ETA’s document model
ETA keeps documents in an internal representation which can exist as a memory object or in persisted form. When the document model is persisted it is stored in a distributed way to support the rapid flexible search operations that are critical to ETA's performance.
The model permits storage of:
- the set of text blocks that together make up the text of the document - typically one text block per paragraph or table cell
- the document structure in the form of a tree of XHTML elements
- text references to entities within the text of the document - which have a span and may have other features, such as ‘first name’, ‘gender’, ‘latitude’ etc.
- document entities, each of which records the common identity being referred to in one or more text references - recognising for example that ‘Obama’ co-refers with ‘Barack Obama’
- connections between text references, such as relationship mentions, for example between entities in ‘John is the son of Mary’

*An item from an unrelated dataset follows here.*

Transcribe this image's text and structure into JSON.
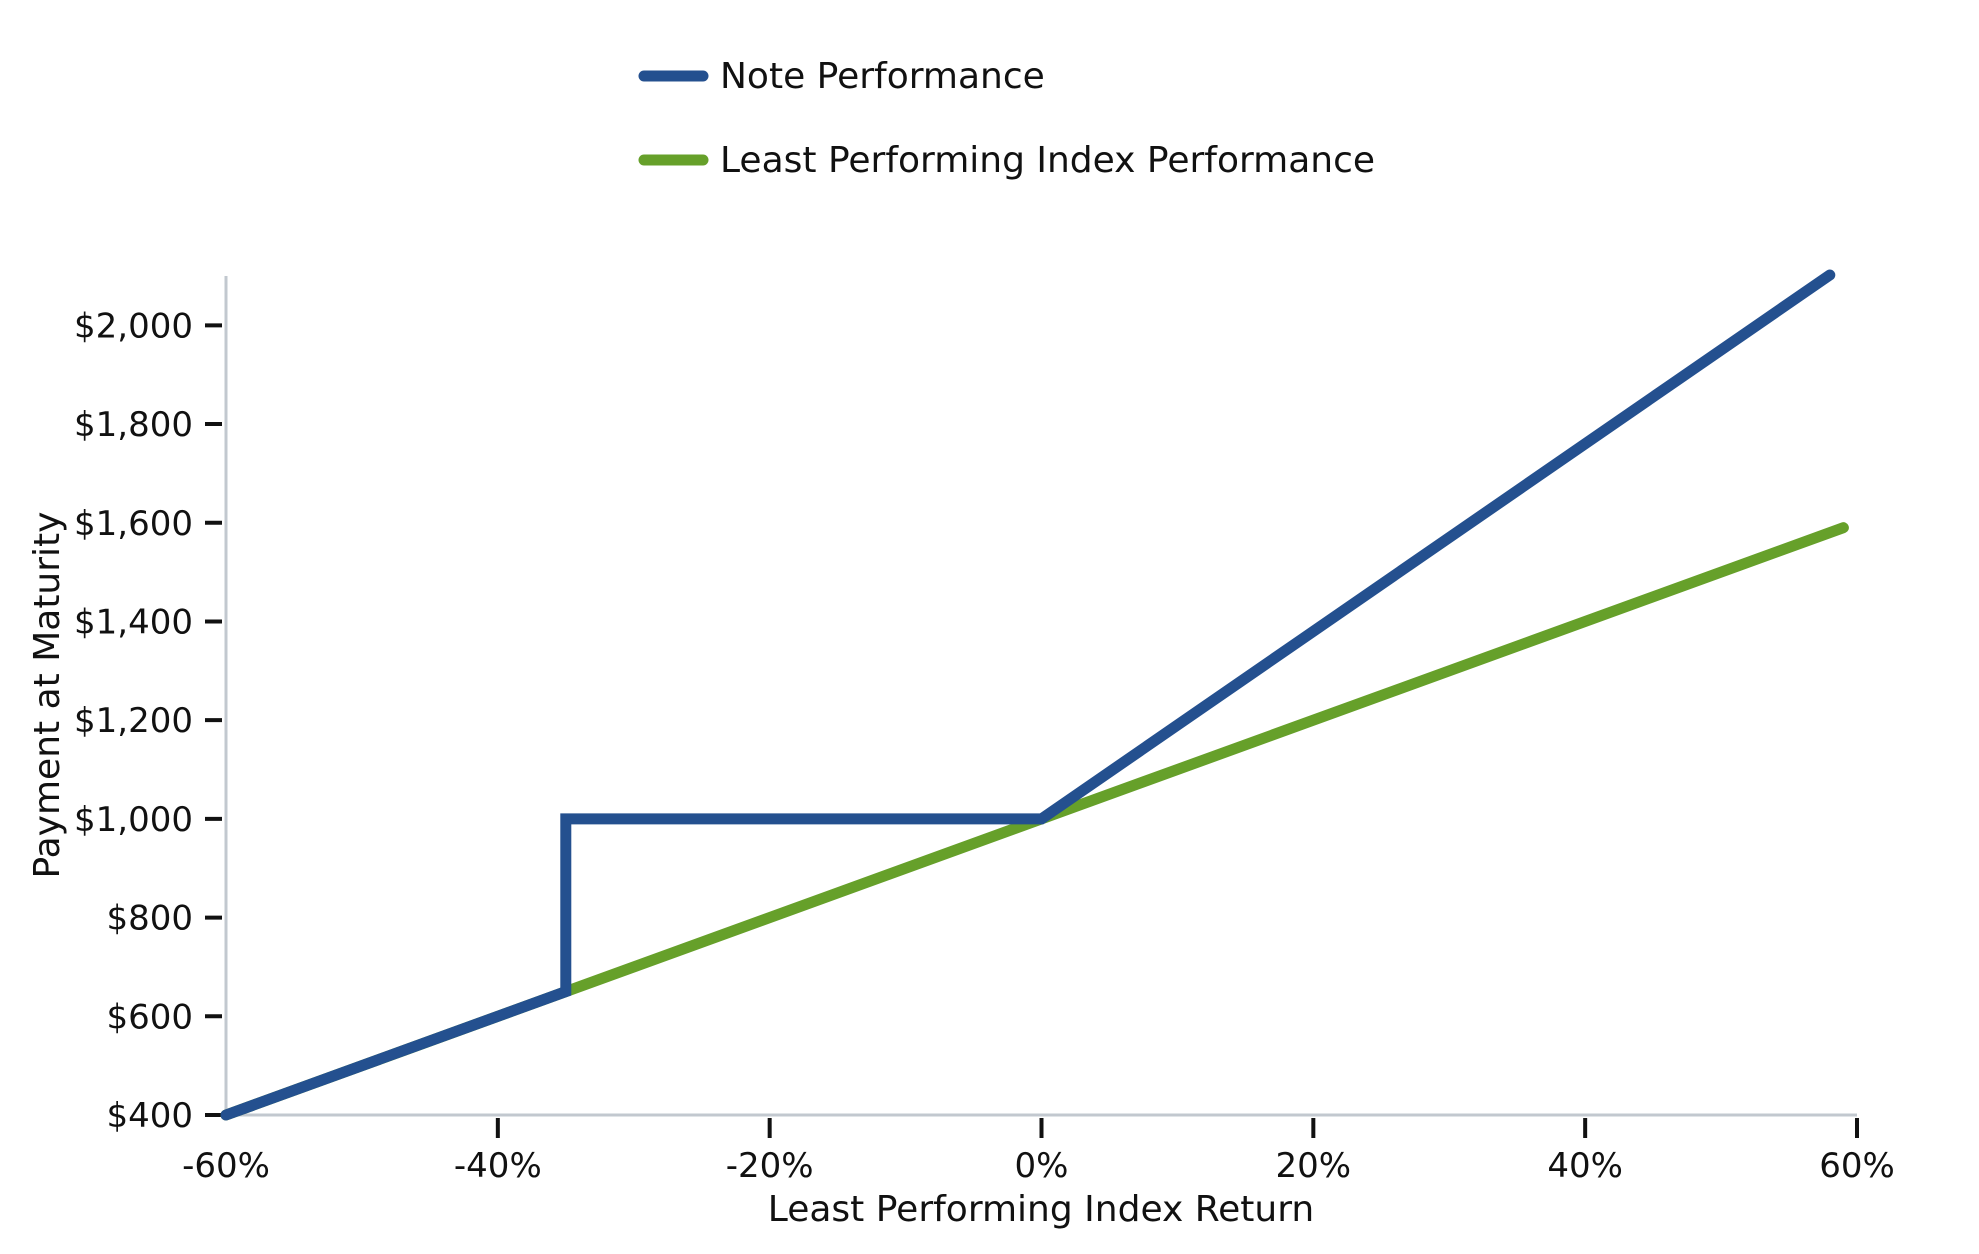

- relations, which comprise the set of connections that refer to the same underlying relationship between a group of entities and
- properties, which store information about any structural element, including the document itself; for example, document tags and metadata are document properties; properties are key-value pairs
A visual example of ETA's document model
To view examples of the document model, view the exported form of documents directly from ETA, for example, by clicking on the download icon in the document listing:
Note: Tag trees are not inherent to documents, they are merely a way of viewing the tags and text references in documents.